Jun 22 2010
OrbusNeich today announced that six-month clinical follow-up data show the safety and efficacy of the combination of pre-dilatation with a paclitaxel drug-eluting balloon (Sequent Please®, B.Braun) followed by implantation of the company's Genous Bio-engineered R stent for the percutaneous treatment of coronary artery stenosis.
In the investigator-initiated, single center, all-comers POTENT (Paclitaxel-eluting ballOon and bio-engineered progeniTor cEll-attracting stainless steel steNT in percutaneous treatment of coronary artery stenosis) registry, 32 percent of patients were diabetic, 86 percent were male, 58 percent had a previous myocardial infarction and the mean age of the study population was 56 years. Of the lesions treated, 46 percent were type B2/C lesions. The patients received a pre-loading of dual antiplatelet therapy (DAPT) at least six hours prior to the percutaneous coronary intervention, and the DAPT was continued for three months. There were no in-hospital or 30 day major adverse cardiac events (MACE) reported. There was one case of late stent thrombosis.

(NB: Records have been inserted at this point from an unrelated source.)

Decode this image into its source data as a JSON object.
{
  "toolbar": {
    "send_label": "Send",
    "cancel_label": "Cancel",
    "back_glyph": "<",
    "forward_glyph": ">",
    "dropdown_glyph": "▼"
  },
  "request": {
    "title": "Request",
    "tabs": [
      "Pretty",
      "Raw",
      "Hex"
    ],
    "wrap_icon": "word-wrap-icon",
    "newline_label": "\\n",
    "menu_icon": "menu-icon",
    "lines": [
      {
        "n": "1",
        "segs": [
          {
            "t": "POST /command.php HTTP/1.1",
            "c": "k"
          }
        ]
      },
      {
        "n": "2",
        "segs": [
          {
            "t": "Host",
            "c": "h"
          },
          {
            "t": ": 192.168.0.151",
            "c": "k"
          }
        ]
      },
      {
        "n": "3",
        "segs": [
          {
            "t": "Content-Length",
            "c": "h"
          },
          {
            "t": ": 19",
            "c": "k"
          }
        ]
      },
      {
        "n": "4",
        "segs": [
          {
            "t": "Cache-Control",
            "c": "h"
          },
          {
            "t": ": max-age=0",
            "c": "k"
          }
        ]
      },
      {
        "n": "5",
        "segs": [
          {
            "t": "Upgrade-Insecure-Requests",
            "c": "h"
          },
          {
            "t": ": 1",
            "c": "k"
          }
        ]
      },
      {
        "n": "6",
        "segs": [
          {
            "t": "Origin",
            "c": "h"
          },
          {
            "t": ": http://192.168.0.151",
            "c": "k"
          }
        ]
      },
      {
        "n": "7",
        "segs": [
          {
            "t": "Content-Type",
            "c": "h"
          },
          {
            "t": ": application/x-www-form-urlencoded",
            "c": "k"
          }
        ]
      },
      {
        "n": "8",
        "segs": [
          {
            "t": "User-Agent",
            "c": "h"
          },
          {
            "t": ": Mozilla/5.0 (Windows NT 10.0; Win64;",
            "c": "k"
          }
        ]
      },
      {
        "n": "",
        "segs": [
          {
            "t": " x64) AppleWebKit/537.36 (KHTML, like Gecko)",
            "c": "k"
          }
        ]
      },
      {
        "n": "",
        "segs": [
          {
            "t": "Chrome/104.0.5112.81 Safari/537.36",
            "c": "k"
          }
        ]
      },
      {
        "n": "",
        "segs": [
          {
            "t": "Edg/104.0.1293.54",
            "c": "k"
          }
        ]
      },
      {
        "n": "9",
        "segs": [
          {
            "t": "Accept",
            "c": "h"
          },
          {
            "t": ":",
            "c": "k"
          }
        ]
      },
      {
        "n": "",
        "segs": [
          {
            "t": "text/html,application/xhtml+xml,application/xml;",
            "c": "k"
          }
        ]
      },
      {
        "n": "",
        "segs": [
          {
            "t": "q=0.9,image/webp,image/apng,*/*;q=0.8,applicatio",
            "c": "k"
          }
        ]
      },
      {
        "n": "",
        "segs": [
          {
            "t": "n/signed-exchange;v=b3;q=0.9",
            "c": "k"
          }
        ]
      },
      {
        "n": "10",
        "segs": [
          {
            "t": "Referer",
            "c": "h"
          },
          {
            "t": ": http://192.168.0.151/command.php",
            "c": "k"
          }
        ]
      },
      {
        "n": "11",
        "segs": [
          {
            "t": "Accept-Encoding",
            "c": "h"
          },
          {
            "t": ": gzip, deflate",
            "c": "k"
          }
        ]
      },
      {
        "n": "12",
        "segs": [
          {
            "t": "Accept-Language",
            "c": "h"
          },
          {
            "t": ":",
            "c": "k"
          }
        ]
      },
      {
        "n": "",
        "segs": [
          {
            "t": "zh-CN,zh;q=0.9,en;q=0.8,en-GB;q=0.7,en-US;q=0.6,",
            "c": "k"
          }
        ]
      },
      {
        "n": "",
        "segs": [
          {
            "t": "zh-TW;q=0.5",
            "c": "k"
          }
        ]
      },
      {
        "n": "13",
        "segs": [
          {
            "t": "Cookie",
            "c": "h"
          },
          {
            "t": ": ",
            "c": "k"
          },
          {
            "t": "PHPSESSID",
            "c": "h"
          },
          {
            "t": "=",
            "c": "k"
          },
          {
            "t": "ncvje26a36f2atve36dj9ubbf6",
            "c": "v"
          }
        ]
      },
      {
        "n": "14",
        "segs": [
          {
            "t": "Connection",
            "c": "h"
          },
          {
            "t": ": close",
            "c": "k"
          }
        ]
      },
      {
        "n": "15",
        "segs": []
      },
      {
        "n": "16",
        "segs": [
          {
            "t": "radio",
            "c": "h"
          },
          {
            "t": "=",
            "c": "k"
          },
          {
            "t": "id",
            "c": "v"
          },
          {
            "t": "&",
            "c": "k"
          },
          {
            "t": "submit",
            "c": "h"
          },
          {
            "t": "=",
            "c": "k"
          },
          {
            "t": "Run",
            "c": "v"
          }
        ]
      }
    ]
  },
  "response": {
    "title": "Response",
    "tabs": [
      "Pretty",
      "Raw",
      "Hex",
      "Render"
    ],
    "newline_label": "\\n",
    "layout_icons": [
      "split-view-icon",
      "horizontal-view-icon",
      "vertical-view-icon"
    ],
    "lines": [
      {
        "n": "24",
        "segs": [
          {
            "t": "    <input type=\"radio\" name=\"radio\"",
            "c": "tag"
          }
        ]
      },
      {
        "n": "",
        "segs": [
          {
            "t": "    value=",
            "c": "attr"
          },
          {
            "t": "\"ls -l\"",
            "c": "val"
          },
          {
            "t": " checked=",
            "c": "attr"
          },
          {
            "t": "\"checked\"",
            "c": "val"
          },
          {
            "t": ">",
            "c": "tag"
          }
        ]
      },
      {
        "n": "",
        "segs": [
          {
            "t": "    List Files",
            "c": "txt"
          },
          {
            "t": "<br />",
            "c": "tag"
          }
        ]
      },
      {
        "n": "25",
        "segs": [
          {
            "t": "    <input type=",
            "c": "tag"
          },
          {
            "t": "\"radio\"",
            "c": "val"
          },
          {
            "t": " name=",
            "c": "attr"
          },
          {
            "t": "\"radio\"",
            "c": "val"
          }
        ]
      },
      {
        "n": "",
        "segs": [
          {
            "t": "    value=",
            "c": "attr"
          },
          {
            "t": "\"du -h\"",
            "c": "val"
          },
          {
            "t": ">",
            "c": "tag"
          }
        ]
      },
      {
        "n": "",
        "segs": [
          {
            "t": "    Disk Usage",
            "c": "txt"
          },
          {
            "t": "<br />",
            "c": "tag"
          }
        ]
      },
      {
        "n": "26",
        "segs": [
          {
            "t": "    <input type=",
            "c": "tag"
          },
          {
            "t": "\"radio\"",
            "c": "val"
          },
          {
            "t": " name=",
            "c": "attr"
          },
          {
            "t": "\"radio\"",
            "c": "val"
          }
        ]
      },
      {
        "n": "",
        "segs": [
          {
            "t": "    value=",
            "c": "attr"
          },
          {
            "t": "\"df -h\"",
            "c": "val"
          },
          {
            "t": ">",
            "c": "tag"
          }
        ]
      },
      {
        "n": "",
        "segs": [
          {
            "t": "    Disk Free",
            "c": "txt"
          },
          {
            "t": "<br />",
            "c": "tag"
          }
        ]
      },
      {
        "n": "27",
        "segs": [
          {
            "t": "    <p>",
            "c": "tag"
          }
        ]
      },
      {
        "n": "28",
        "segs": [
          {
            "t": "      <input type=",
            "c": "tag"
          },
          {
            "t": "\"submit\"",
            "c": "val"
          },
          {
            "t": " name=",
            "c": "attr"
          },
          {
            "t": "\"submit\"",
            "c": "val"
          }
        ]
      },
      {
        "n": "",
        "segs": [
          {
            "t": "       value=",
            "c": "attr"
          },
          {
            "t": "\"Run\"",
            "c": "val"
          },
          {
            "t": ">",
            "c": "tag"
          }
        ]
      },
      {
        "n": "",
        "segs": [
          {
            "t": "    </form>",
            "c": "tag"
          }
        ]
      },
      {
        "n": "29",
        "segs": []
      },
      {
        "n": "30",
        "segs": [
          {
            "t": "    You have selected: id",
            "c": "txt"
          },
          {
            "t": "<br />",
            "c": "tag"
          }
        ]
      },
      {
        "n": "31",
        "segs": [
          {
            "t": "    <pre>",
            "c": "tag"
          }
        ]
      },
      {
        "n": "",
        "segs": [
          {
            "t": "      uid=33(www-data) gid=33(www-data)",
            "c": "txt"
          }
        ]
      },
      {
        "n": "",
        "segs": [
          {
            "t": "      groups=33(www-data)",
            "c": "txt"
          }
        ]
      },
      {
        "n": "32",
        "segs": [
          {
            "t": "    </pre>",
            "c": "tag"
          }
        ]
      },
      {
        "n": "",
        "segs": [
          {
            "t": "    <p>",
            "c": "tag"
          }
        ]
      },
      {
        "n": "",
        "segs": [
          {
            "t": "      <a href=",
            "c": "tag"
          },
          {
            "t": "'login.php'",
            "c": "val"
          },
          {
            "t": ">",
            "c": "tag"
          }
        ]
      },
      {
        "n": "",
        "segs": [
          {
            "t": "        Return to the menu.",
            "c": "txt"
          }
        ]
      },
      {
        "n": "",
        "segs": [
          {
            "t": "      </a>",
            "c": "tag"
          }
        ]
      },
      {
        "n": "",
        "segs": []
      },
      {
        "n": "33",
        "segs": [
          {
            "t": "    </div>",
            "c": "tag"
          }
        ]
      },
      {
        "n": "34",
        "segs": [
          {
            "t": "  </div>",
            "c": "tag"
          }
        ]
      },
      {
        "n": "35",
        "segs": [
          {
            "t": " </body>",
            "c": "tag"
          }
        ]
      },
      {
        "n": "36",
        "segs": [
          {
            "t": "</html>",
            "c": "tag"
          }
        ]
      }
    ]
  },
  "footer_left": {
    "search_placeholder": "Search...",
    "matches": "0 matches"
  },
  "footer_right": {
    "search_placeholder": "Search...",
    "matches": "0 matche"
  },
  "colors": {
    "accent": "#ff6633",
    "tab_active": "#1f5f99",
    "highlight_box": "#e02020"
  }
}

In the six-month clinical follow-up of the 50 patients in the study, the MACE rate was six percent, and the clinical driven target lesion revascularization (TLR) rate was four percent. In an optional nine-month angiographic follow-up of 35 patients, no patients exhibited binary restenosis. Alan Yean Yip Fong, M.D., of the Sarawak General Hospital in Malaysia presented the data during the World Congress of Cardiology Scientific Sessions 2010 in Beijing.
"We are very encouraged by the low MACE and binary restenosis rates, which are comparable to other stenting strategies and demonstrate the potential for combining drug-eluting and pro-healing technologies," said Tiong-Kiam Ong, M.D., of the Sarawak General Hospital in Malaysia and principal investigator of the study. "This therapeutic strategy could be a potent remedy for the dual problem of in-stent restenosis and stent thrombosis."